Hikers leave the parking lot at Fryman Road and Laurel Canyon Boulevard to start on the Betty B. Dearing Trail in Fryman Canyon. In the Studio City area, try this Fryman Canyon path that was once named the best running trail in the city. (Robert Gauthier / Los Angeles Times)
Begin at Wilacre Park, off Fryman Road, one block west of Laurel Canyon Boulevard. Start walking uphill on a paved road into a stretch of land that is part of the Santa Monica Mountains Conservancy, enjoying the shade of oaks and conifers as you gain altitude and leave the canyon.
The asphalt will give way to dirt road. Stay on this main path as a series of switchbacks carry you up to panoramic views from Burbank to Sherman Oaks to Pacoima and beyond.
Hikers and joggers come and go at the trail head in Fryman Canyon. (Robert Gauthier / Los Angeles Times)
The trail eventually flattens and begins to run along a ridgeline. You can see why this was voted “best running trail” of 2012 by L.A. Weekly.
Hikers pass by a bench giving a view of the San Fernando Valley midway along the trail. (Robert Gauthier / Los Angeles Times)
At this intersection, there’s a saddle with a couple of well-placed benches for enjoying the view into the leafy canyons below.

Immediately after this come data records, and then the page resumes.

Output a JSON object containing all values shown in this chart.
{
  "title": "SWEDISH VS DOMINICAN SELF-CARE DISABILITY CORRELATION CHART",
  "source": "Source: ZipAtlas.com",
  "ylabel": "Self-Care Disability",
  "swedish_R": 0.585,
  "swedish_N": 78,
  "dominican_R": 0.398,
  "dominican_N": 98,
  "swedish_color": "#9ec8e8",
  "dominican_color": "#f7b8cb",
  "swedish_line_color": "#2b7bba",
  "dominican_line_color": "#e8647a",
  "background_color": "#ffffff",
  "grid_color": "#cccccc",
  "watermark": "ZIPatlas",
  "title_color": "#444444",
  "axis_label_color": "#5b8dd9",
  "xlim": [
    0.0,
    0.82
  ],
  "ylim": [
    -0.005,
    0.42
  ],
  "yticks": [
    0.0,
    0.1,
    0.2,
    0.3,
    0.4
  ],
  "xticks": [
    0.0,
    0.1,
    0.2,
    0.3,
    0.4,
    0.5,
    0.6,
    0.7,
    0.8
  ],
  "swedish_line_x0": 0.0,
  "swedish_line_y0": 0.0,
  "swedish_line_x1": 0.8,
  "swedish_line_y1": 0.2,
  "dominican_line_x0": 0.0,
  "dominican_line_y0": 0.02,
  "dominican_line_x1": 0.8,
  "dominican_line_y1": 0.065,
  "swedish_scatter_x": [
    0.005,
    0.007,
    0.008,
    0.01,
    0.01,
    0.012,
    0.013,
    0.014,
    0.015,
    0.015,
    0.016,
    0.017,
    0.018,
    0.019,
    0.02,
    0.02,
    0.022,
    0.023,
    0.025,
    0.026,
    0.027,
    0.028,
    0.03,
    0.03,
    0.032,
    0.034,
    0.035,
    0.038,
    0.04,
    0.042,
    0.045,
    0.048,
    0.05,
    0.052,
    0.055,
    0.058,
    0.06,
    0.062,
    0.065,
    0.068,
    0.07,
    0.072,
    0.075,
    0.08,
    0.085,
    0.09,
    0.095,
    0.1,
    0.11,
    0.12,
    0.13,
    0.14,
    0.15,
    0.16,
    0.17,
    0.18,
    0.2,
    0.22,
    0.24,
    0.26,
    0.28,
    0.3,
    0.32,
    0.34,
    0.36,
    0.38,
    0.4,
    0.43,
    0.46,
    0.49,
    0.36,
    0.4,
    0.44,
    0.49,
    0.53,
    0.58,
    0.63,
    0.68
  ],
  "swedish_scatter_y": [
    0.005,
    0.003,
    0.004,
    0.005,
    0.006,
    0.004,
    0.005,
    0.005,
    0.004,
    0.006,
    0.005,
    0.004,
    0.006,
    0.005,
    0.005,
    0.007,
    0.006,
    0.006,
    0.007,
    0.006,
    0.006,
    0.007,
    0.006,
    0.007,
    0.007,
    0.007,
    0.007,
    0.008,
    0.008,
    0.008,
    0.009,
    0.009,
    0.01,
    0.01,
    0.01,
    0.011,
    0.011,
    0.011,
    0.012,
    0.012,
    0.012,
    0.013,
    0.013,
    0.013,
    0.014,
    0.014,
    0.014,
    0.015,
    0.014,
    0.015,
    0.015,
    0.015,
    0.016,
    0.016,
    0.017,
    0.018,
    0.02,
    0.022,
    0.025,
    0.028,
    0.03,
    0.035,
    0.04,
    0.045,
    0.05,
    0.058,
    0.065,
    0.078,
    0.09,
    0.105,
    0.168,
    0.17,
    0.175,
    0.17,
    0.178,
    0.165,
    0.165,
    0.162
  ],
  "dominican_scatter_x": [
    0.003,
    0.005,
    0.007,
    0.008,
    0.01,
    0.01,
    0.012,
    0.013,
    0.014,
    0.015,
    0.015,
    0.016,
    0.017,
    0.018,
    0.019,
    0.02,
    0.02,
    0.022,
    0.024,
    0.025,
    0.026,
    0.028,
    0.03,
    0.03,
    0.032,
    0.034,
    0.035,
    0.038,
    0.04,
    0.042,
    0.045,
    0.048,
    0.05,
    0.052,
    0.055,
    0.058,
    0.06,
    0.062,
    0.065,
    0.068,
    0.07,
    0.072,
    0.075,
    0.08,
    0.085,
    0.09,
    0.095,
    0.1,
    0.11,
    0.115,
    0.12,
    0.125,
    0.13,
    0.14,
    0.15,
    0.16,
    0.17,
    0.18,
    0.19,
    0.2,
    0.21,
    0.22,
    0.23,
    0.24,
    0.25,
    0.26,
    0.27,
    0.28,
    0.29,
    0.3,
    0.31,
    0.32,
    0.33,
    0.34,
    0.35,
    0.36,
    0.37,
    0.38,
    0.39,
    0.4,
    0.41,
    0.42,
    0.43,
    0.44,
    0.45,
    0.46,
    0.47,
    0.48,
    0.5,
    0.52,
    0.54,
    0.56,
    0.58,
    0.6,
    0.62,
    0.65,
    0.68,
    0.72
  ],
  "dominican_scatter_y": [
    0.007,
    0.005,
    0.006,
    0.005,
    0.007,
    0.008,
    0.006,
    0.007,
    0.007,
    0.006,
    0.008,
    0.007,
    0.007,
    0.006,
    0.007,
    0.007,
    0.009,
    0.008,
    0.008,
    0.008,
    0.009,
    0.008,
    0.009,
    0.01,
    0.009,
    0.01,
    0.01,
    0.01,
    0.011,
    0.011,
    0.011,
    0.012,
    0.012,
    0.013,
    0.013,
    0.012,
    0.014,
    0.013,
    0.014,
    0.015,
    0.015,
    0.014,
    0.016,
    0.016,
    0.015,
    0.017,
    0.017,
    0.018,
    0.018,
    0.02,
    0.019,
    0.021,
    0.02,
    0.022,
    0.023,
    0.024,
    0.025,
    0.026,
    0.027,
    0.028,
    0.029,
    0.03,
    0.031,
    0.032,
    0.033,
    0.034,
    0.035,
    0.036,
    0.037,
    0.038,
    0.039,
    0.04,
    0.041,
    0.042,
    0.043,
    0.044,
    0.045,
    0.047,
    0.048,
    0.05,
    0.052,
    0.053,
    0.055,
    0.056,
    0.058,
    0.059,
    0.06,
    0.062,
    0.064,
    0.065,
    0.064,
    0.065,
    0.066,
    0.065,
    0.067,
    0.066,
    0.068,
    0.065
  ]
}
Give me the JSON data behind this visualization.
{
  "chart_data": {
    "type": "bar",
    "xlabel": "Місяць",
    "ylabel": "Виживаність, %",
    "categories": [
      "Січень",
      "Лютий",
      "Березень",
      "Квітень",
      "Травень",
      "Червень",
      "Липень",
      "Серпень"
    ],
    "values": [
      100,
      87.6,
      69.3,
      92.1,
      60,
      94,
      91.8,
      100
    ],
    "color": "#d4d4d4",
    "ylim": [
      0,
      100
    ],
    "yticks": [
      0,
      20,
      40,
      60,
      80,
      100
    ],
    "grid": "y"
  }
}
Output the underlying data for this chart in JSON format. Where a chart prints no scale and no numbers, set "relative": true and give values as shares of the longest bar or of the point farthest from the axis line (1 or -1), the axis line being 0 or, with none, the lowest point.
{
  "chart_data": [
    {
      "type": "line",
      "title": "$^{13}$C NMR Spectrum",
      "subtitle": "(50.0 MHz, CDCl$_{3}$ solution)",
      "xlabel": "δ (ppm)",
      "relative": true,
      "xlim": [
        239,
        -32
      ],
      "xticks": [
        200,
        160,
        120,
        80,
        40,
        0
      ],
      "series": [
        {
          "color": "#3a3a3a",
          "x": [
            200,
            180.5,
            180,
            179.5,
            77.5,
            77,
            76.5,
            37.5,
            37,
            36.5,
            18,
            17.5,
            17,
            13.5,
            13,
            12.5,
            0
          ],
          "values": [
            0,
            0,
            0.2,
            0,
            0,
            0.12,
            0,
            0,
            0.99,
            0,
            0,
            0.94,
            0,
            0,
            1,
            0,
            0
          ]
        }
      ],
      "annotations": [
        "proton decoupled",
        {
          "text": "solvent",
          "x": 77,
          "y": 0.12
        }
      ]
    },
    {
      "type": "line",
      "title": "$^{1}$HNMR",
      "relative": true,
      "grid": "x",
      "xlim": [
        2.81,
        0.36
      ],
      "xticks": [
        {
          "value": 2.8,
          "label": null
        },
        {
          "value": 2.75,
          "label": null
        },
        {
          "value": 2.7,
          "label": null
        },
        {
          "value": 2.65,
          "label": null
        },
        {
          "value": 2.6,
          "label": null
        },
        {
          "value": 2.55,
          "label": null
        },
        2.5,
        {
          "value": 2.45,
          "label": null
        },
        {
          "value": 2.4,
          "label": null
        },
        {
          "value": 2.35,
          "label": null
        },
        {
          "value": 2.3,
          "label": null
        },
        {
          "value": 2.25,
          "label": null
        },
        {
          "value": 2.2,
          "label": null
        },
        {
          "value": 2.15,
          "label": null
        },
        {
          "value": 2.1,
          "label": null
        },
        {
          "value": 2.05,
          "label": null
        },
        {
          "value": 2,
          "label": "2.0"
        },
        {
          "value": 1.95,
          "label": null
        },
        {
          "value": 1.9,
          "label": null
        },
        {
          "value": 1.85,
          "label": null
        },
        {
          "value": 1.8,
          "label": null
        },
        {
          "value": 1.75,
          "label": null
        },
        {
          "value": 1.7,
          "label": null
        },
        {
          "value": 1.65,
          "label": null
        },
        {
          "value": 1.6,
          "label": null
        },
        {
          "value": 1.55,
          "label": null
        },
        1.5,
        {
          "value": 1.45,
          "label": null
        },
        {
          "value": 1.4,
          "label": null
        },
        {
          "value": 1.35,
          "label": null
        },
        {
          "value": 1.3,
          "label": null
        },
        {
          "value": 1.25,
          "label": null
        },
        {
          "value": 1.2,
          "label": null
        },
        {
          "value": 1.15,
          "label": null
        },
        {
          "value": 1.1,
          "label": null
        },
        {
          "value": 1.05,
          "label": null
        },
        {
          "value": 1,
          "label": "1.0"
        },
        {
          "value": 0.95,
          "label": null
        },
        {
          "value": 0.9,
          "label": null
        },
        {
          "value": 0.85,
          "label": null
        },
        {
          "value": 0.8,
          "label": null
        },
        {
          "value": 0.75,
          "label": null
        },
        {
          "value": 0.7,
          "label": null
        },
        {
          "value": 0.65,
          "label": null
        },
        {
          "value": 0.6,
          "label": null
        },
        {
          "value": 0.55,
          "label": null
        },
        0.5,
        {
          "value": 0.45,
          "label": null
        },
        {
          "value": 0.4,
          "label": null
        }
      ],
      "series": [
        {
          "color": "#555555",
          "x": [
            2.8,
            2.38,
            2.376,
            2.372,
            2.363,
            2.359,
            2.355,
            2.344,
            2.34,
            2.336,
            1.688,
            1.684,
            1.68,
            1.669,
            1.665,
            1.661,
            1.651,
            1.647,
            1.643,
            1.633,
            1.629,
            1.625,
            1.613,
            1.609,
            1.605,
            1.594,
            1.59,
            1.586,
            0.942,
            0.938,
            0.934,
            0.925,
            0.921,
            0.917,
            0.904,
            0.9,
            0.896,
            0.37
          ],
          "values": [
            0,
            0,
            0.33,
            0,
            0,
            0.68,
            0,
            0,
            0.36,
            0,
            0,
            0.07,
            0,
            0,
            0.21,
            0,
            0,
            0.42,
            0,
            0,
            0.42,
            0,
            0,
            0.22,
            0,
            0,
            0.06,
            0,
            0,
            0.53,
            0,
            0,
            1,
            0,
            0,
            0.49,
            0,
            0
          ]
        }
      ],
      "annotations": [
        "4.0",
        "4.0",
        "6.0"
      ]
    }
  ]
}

You can also get closer to the trees themselves by turning right and visiting Tree People, the 30-year-old nonprofit organization dedicated to the re-greening of the environment. Admission is free, and it’s open 6:30 a.m. to sunset daily.
The trail ends here at the cul-de-sac end of Iredell Lane, where hillside chaparral gives way to landscaped lawns under a canopy of eucalyptus. Leave the trail for the road and walk downhill.
Campbell Keith, 6, races toward the end of the Betty B. Dearing Trail. (Robert Gauthier / Los Angeles Times)
Turn left onto Fryman Lane, and walk a quarter of a mile back to your starting point.
Fleming is the author of “Secret Stairs: A Walking Guide to the Historic Staircases of Los Angeles” and “Secret Stairs East Bay: A Walking Guide to the Historic Staircases of Berkeley and Oakland.”
Distance: 3 miles
Duration: 11/4 hours
Difficulty: 3 on a scale of 1 to 5
Details: $3 paid parking and street parking with restrictions. Dogs on a leash are OK. On Metro bus route 218.